At 4 degrees C, 50 percent of all syringes contained viable HIV-1 at 42 days of storage, the longest storage duration tested.
At room temperature, or 20 degrees C, the last day that syringes with infected blood were positive was Day 21. Viable HIV-1 was recovered from 8 percent of these syringes.
Above room temperature, or 27, 32 and 37 degrees C, less than one percent of syringes contained viable HIV-1 after one week.
“The primary goal of our study is to understand ways to stop the spread of HIV through syringe borne transmission,” Heimer said. “Behaviors of injectors vary tremendously.
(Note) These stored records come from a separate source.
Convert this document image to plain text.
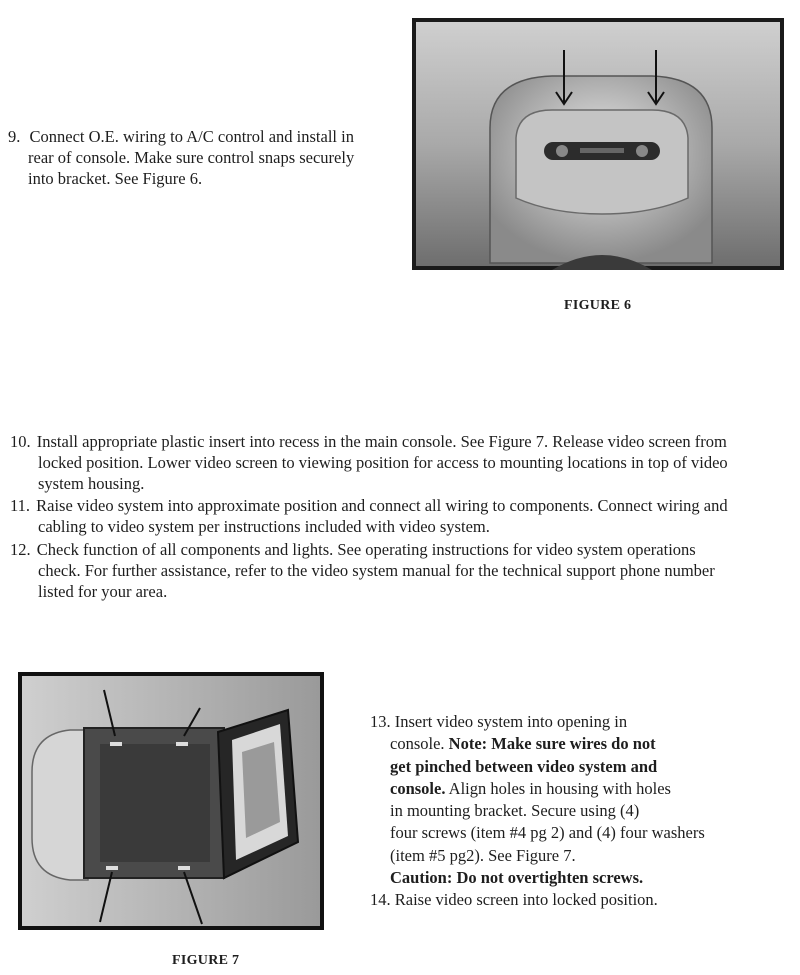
9. Connect O.E. wiring to A/C control and install in rear of console. Make sure control snaps securely into bracket. See Figure 6.
FIGURE 6
10. Install appropriate plastic insert into recess in the main console. See Figure 7. Release video screen from locked position. Lower video screen to viewing position for access to mounting locations in top of video system housing.
11. Raise video system into approximate position and connect all wiring to components. Connect wiring and cabling to video system per instructions included with video system.
12. Check function of all components and lights. See operating instructions for video system operations check. For further assistance, refer to the video system manual for the technical support phone number listed for your area.
FIGURE 7
13. Insert video system into opening in
console. Note: Make sure wires do not
get pinched between video system and
console. Align holes in housing with holes
in mounting bracket. Secure using (4)
four screws (item #4 pg 2) and (4) four washers
(item #5 pg2). See Figure 7.
Caution: Do not overtighten screws.
14. Raise video screen into locked position.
Some injectors rapidly discard syringes when they are done, mostly out of fear of being spotted by police for having syringes. Improperly discarded syringes can be reused and, if contaminated with HIV, can transmit the virus.”
He said the findings that syringes can remain potentially infectious for as long as six weeks highlight a benefit of syringe exchange programs. These programs remove from circulation and possible reuse potentially infected syringes.
Syringe exchange programs transform used syringes into commodities that can be exchanged for new syringes, which are generally desired by drug injectors. In addition, syringe exchange programs can help disseminate the information about the heat-related demise of viable HIV as part of outreach efforts seeking to reduce HIV transmission among injection drug users.